The annual report’s survey of over 100 executives at private equity institutions and pension funds highlighted the prevailing optimism towards dealmaking in 2021—which Guy said was partly due to industry players’ agility and their use of technology.
“I think the industry has figured out that they can work in this environment, that they can meet their targets,” Guy said.
“They know they can do things by video call, and do their due diligence, get to know the company they are interested in, the business and the people.”
Michael noted that despite the initial onset of economic turbulence in 2020, there is now more certainty in the market and investors are willing to invest their capital.

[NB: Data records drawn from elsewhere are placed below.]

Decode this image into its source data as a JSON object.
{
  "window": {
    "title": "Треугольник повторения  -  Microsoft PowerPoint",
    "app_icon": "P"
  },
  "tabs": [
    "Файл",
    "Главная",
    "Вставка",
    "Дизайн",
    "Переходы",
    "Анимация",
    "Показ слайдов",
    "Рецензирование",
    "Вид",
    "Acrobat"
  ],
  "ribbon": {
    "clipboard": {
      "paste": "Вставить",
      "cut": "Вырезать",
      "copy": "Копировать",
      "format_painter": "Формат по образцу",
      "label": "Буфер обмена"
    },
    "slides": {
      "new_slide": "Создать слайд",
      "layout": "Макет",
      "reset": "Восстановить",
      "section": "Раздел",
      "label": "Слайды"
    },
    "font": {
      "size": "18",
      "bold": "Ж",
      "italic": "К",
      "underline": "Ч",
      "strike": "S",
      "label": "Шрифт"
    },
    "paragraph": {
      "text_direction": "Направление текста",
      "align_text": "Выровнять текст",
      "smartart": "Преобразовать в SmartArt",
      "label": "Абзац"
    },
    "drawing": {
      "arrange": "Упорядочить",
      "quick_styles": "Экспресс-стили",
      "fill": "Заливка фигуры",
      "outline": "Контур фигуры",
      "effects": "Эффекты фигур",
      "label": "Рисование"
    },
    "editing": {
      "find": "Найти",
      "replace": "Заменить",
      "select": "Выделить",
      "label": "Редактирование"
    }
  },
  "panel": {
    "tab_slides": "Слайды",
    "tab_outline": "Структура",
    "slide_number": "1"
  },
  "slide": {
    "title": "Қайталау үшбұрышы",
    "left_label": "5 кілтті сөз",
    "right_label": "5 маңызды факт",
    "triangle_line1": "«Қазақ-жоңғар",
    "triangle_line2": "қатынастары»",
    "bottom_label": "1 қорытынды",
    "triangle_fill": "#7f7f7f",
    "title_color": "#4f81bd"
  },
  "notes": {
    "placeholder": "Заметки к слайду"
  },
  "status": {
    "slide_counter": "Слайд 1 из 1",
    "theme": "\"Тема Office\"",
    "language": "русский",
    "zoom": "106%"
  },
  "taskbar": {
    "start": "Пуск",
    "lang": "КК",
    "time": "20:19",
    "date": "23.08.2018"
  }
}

“There’s so much capital allocated to these classes… and that capital needs to be deployed, so they are out there looking for the best opportunities in the current environment,” Michael said.
Both Guy and Michael highlighted that the survey results showed a high interest from pension funds to co-invest deals and Michael pointed out that there is a general consensus that private equity investments perform well over longer periods of time.
“What’s really behind that is, when you look at the uncertainty of the markets, I think there’s a feeling that private equity over the long run tends to do perform very, very well,” Michael said.
Michael also noted that private equity managers are traditionally conservative.
“By nature, pension fund and PE managers are conservative and don’t want to pay inflated valuations,” Michael said.
But Guy noted that the “key thing” to building a successful relationship with a potential organization is to pay close attention to that relationship to try and avoid a possible deal ending up in an auction process.